To the Editor:
A number of prospective randomized studies have recently been designed to address the question of whether autografting prolongs survival for patients with chronic myelogenous leukemia (CML) in chronic phase,1,2 but there is no general agreement as to the optimal approach to cytoreduction before transfusion of autologous stem cells. We believe that the use of high-dose busulfan alone, as used in patients subjected to second allograft procedures,3 may be a good compromise between maximal cytoreduction and minimal regimen-related toxicity.
A heterogeneous group of 37 patients with CML in different phases of CML were autografted at the Hammersmith Hospital in London over a 5-year period by using busulfan alone as cytoreduction (Table1). The regimen consisted of 4 mg/kg/d busulfan orally for 4 consecutive days (total, 16 mg/kg). A loading dose of 1,000 mg oral phenytoin was administered 1 day before the start of chemotherapy and phenytoin was continued at a dose of 300 mg/d for 7 days to prevent epileptic seizures. Neither busulfan nor phenytoin levels were monitored. Autologous cells were infused 48 hours after the last dose of busulfan. All patients had some degree of stomatitis, but no other major toxicities4 were encountered (Table 2). Specifically, no patient had busulfan-related pulmonary toxicity, hepatic veno-occlusive disease, or epileptic seizures, and no patient experienced persisting alopecia.

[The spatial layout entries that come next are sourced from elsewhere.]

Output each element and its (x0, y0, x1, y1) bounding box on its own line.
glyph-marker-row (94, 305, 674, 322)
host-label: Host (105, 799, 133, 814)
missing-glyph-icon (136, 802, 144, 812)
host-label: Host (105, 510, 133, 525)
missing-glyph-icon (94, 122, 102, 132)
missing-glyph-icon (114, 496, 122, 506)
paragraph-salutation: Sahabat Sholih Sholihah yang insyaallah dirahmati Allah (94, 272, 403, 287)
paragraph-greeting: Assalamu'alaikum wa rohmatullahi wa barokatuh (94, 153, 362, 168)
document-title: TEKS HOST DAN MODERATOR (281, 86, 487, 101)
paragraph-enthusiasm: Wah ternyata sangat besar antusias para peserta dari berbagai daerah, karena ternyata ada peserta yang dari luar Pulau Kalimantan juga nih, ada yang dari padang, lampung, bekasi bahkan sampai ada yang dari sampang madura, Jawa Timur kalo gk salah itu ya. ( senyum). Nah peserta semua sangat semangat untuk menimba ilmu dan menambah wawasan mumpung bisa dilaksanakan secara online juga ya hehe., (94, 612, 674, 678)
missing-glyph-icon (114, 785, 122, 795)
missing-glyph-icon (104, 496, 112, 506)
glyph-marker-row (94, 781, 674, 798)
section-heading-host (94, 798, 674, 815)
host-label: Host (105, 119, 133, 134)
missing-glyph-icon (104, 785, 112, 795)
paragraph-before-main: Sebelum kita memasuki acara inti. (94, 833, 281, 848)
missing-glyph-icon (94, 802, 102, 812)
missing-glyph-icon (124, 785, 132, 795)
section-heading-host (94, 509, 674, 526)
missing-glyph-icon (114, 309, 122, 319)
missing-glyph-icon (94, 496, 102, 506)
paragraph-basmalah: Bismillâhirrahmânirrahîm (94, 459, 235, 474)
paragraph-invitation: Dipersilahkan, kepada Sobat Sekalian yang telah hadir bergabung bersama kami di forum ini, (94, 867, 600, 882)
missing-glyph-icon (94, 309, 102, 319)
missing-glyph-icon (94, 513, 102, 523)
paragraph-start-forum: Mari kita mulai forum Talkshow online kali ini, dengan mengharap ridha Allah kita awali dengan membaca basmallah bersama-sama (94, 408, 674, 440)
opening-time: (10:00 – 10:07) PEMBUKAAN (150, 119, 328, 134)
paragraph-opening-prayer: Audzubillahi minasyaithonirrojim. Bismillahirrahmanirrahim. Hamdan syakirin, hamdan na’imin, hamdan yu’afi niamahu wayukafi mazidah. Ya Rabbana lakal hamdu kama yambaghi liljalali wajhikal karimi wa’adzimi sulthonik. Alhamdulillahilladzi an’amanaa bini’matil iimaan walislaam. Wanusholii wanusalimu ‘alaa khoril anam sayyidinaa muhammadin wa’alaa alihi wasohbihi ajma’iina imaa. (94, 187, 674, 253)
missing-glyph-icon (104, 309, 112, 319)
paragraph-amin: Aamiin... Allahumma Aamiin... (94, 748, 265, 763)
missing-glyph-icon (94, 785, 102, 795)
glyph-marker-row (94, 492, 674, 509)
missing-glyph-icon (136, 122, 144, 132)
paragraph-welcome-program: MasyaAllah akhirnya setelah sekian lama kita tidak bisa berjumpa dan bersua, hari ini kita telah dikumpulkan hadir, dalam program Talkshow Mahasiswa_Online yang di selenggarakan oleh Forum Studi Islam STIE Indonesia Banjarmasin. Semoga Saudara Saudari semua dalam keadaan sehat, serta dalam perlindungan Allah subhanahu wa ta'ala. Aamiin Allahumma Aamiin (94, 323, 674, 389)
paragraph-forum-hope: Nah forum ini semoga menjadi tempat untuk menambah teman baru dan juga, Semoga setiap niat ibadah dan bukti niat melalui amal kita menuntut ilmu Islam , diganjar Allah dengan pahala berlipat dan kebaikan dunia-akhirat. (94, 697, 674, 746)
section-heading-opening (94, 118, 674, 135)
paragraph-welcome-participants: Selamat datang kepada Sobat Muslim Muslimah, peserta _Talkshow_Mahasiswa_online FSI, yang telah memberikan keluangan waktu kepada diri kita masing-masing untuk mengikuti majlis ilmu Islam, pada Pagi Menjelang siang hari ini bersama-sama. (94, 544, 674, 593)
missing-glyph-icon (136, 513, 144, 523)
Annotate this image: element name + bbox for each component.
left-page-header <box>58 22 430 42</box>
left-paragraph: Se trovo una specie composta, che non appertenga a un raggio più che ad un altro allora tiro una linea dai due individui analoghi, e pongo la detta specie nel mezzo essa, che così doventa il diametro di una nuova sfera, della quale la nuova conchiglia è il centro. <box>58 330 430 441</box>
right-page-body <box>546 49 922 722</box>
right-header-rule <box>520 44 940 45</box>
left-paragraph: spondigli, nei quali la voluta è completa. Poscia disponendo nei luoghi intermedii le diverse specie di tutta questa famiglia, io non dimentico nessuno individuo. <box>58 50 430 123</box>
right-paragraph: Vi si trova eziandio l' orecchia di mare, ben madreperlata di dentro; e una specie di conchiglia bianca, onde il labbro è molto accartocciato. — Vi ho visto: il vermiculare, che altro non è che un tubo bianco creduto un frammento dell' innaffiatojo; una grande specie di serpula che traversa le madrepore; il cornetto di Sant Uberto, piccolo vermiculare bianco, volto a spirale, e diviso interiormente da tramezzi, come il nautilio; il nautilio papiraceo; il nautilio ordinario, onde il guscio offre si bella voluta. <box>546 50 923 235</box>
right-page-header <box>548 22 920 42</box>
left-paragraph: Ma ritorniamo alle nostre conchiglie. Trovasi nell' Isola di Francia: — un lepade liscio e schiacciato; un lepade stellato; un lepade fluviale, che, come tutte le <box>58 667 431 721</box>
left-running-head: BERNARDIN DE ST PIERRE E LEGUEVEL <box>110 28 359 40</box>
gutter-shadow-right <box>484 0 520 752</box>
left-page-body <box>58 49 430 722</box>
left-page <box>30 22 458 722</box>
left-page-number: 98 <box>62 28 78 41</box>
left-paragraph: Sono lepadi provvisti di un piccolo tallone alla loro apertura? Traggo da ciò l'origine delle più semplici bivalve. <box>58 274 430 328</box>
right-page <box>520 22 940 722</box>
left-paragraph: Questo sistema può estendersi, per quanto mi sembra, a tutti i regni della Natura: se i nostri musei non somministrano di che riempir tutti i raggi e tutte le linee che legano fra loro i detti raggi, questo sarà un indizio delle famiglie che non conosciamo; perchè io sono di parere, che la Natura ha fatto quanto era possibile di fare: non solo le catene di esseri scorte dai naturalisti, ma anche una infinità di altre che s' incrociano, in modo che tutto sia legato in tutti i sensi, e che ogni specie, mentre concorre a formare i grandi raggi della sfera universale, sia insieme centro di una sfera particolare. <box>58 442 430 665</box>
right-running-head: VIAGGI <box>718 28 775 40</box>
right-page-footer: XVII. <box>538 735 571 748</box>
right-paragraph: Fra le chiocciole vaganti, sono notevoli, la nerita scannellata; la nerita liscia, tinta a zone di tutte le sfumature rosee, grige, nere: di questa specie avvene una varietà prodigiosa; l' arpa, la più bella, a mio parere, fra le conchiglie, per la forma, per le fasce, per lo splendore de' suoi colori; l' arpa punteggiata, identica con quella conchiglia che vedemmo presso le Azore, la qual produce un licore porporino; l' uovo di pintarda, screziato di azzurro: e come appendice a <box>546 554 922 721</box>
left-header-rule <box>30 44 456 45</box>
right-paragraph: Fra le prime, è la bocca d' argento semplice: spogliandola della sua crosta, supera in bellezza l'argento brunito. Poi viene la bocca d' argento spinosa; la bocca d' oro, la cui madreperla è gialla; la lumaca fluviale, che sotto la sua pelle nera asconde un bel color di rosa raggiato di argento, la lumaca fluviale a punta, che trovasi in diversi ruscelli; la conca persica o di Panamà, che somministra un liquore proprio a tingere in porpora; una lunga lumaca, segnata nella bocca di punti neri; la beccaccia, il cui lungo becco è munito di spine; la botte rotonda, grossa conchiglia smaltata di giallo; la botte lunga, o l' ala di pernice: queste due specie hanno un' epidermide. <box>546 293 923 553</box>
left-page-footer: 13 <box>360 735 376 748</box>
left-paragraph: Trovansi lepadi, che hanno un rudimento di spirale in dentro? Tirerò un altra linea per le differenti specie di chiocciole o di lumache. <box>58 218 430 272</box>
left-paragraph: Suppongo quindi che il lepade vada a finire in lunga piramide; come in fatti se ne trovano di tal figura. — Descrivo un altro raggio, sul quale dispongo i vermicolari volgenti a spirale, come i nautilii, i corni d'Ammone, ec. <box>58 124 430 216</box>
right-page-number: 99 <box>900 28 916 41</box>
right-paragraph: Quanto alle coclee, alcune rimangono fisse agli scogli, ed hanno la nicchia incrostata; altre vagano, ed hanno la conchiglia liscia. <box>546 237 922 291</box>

We did not formally compare the use of busulfan alone with that of other more intensive cytoreduction regimens. However, the complete/major cytogenetic response rate at 3 months postautograft was 20% (6 patients) and the median survival postautograft was 3.4 years (95% confidence interval [CI]: 1.7 to 5.9) (Table 1). Thus, we can be reasonably confident that the use of this cytoreduction regimen produced results at least as good as those achieved with the combinations of busulfan plus cyclophosphamide or cyclophosphamide plus total body irradiation.
The principal reason why busulfan alone might be preferable to more intensive regimens is simply the fact that it may achieve the same level of cytoreduction with less toxicity. Conversely, the fact that the cells used for the autograft usually contain at least some Ph+ progenitor cells such that relapse must originate at least partly from the autografted material5 might mean that the attempt at complete marrow ablation with maximal chemotherapy or chemoradiotherapy was not justified. Moreover, busulfan alone is relatively easy to administer and administration will become even more straightforward when the intravenous preparations now being developed become available for routine use.
We conclude that if one chooses to autograft a patient with CML, then busulfan alone is a reasonable cytoreduction regimen associated with minimal toxicity which should still permit the possibility of a subsequent allograft or second autograft procedure.